By Mike McCormick

We know meditation is going mainstream. It’s happening on the subway, in the park, and especially in the bustling yoga studios and meditation rooms throughout the city.

So with seemingly limitless options to practice, why does it still feel like a challenge to do just that – practice

I have a theory – I think the times we need meditation most are exactly the times when it’s unavailable to us. So, it’s great that I can join group meditation after a day at the office – but it would be even cooler if I had a good way to meditate in the office. Meditation can help me calm down before (or after) a noisy night out with friends, but what if I need five minutes of silence while I’m on the town?

These are the all-important, life-altering questions that spurred me to experiment with calm.com, a digital meditation aide (also a free iphone app).

I used it for several periods both at home and at work, and I found it to be helpful, relaxing, and sometimes even too pacifying.

Here’s how it works.

The site is built to relax (the app is described as “a sanctuary in your pocket”) and it basically combines three elements – music, natural ambience, and gorgeous scenery – to create a clear digital space to focus on calming the mind and body.

The style is minimal and entrancing, and the first time I used it, at home, I didn’t even think to customize settings or time myself – I simply let the sounds and sights change naturally, enjoying each new visual surprise.

The second time, at the office, I selected the 2-minute guided meditation from the left-hand menu. A calm voice offered helpful suggestions for bringing awareness to my thoughts, body posture, and breathing. A pleasant “your session is now complete” at the 2-minute mark made me feel like I accomplished something – even in such a short time span. 

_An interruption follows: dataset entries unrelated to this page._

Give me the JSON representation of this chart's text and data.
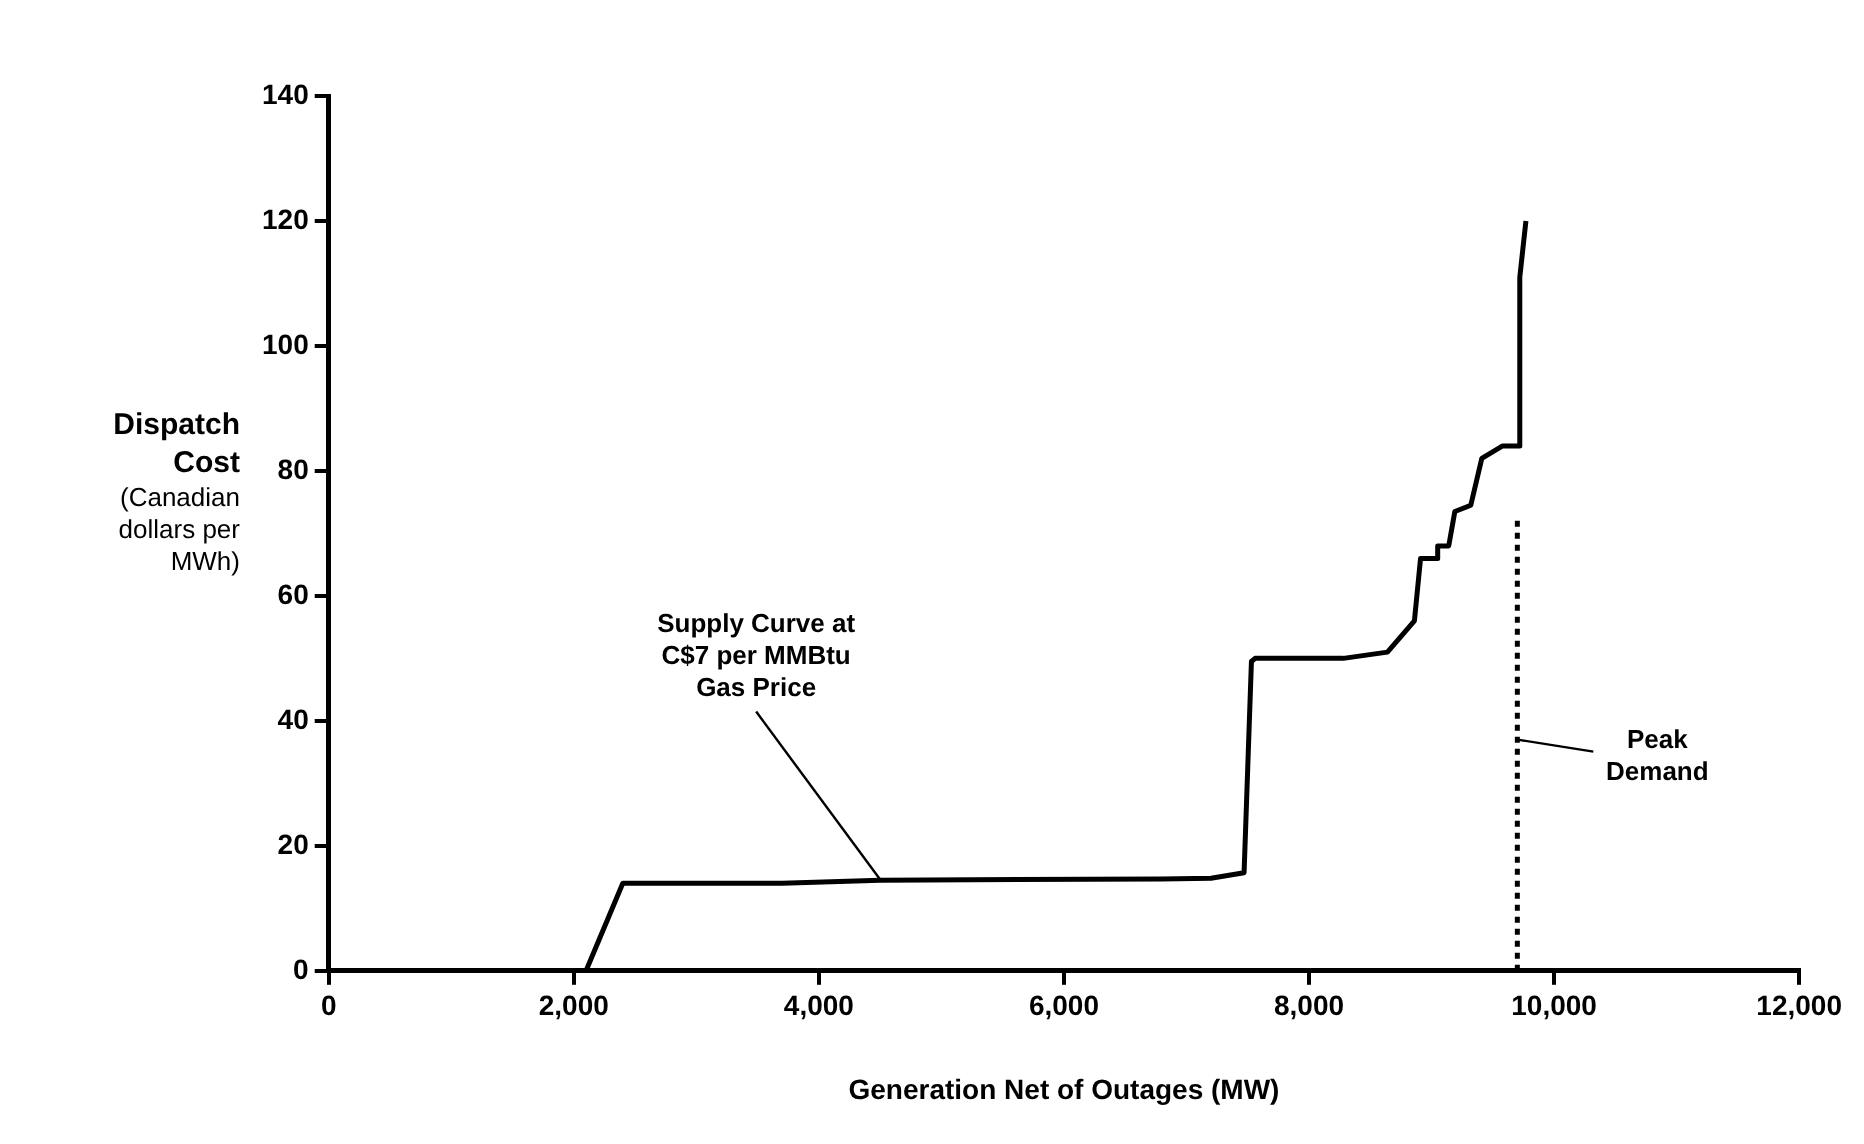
{
  "chart_data": {
    "type": "line",
    "xlabel": "Generation Net of Outages (MW)",
    "ylabel": "Dispatch Cost (Canadian dollars per MWh)",
    "series": [
      {
        "color": "#000000",
        "line_style": "solid",
        "x": [
          2100,
          2400,
          3700,
          4500,
          6800,
          7200,
          7470,
          7530,
          7560,
          8280,
          8640,
          8860,
          8910,
          9040,
          9050,
          9140,
          9190,
          9320,
          9410,
          9580,
          9710,
          9720,
          9770
        ],
        "values": [
          0,
          14,
          14,
          14.5,
          14.7,
          14.8,
          15.7,
          49.5,
          50,
          50,
          51,
          56,
          66,
          66,
          68,
          68,
          73.5,
          74.5,
          82,
          84,
          84,
          111,
          120
        ]
      },
      {
        "color": "#000000",
        "line_style": "dotted",
        "x": [
          9700,
          9700
        ],
        "values": [
          0,
          73
        ]
      }
    ],
    "annotations": [
      {
        "text": "Supply Curve at C$7 per MMBtu Gas Price",
        "x": 4500,
        "y": 14.6
      },
      {
        "text": "Peak Demand",
        "x": 9700,
        "y": 37
      }
    ],
    "xlim": [
      0,
      12000
    ],
    "xticks": [
      0,
      {
        "value": 2000,
        "label": "2,000"
      },
      {
        "value": 4000,
        "label": "4,000"
      },
      {
        "value": 6000,
        "label": "6,000"
      },
      {
        "value": 8000,
        "label": "8,000"
      },
      {
        "value": 10000,
        "label": "10,000"
      },
      {
        "value": 12000,
        "label": "12,000"
      }
    ],
    "ylim": [
      0,
      140
    ],
    "yticks": [
      0,
      20,
      40,
      60,
      80,
      100,
      120,
      140
    ],
    "grid": false,
    "legend": false,
    "marker": "none"
  }
}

The third time, from home once again, I selected the timed meditation and customized the settings to play only natural ambience (beach waves and seagulls). Unfortunately, because I was tired I came up short of the 20-minute goal I had selected, and had to unplug.

And therein lies my only critique of calm.com – that it may be, in fact, too calming.

Otherwise, I thought it was a unique way to escape the grind of the day (in a short time window) when other, traditional outlets for meditation are unavailable. I don’t yet have an iphone, so I haven’t tried the free app – but from what I viewed on the desktop site, I would definitely try it someday.